MU: Do you see yourself as a guru or a teacher? Do you have followers?
RAW: A follower is an asshole looking for someone to attach itself to – I have one already, thanks, I don’t need any more! I guess I see myself as more of a spiritual anarchist. In Prometheus Rising and Quantum Psychology I'm definitely trying to teach the reader how to change their own consciousness so they don't need a guru to do it for them.
MU: Do you think your use of drugs undermines your credibility?
RAW: There are periods of history when the visions of madmen and dope fiends are a better guide to reality than the common-sense interpretation of data available to the so-called normal mind. This is one such period, if you haven't noticed already.

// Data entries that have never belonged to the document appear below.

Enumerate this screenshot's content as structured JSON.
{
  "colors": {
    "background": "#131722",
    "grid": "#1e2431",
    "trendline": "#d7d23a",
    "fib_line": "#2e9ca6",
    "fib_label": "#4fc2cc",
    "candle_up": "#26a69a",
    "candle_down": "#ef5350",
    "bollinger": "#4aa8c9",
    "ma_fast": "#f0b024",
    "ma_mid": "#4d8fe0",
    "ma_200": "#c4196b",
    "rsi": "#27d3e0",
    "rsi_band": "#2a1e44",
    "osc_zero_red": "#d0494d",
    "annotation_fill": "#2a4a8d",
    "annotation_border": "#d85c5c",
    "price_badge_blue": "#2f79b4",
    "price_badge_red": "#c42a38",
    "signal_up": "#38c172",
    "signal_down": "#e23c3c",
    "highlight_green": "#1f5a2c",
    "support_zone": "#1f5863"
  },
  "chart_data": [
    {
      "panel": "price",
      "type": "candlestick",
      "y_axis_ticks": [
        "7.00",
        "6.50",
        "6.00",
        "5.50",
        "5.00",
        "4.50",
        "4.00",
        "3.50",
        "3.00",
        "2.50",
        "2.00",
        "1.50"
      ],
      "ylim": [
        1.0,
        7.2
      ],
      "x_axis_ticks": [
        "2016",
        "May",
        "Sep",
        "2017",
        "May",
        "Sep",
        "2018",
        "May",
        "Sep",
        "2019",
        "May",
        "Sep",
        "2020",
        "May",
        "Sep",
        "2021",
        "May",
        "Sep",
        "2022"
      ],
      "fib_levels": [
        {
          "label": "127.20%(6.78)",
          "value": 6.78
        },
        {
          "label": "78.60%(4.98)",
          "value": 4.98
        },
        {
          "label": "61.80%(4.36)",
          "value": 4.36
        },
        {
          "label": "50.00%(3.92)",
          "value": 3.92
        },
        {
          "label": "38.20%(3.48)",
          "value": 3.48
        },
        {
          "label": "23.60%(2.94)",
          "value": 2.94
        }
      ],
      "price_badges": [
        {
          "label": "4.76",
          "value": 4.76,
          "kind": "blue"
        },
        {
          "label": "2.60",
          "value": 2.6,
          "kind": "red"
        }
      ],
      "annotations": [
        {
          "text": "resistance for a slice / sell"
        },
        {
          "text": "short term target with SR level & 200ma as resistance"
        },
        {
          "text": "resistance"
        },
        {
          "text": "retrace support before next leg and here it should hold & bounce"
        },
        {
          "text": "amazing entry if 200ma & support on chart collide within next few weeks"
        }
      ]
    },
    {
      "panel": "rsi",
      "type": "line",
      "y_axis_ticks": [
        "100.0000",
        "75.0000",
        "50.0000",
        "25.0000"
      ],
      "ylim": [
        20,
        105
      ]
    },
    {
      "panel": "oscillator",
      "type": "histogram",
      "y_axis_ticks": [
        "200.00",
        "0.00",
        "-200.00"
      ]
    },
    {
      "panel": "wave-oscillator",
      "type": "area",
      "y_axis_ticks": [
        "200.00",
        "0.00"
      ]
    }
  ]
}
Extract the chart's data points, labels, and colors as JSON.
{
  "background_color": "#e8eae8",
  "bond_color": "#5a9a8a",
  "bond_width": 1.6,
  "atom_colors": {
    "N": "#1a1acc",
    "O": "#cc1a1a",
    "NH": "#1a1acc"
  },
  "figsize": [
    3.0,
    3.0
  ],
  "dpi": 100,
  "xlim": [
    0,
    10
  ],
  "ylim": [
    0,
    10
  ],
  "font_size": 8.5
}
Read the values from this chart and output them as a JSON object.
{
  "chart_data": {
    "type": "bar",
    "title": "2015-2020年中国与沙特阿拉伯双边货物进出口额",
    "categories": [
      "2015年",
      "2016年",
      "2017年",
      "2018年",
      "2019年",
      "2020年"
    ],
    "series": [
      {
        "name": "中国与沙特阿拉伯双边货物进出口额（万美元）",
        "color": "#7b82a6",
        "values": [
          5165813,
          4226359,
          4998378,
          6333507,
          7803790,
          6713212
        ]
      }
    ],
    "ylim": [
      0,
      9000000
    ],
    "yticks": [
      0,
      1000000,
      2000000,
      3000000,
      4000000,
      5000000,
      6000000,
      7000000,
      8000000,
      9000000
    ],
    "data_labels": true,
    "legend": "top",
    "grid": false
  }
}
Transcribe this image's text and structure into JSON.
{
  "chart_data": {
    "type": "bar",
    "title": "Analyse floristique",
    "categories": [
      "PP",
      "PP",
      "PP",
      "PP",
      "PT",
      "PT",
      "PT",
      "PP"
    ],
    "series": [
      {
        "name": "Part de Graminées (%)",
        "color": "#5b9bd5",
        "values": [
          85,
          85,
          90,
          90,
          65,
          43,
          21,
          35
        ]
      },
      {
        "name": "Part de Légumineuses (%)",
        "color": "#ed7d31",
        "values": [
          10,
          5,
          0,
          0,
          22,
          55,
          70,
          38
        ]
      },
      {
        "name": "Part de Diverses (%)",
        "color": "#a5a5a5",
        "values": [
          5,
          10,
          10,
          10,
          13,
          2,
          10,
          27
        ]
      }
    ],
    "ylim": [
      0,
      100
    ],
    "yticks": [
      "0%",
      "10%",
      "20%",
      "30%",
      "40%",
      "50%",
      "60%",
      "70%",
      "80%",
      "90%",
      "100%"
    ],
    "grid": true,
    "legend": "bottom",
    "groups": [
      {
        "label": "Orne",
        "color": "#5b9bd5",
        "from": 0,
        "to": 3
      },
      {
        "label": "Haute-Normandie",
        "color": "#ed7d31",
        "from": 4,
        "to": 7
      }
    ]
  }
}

MU: And how do you see the future? Rosy? Black? Indeterminate?
RAW: I guess it's indeterminate, but the possibility of a rosy future is at least as real as the possibility of a black future, so I prefer to put my imagination and will and energy into making the rosy future come true.
MU: Thanks for your time. Do you have a final message you want to leave? Anything you want to add about your own death?
RAW: I think I got off on the wrong planet… Beam me up Scotty, there's no rational life here!
RAW: Pardon my levity, I don't see how to take death seriously. It seems absurd. I look forward without dogmatic optimism, but without dread. I love you all and I deeply implore you to keep the lasagna flying.
MU: What does that mean? Mr. Wilson? Mr. Wilson! Don’t go – I have so many questions!
Robert Anton Wilson has left the planet.
Robert Anton Wilson, 1932-2007. This interview was conducted after his death through the arcane power of paraphrasement. All thoughts used belong to Mr. Wilson.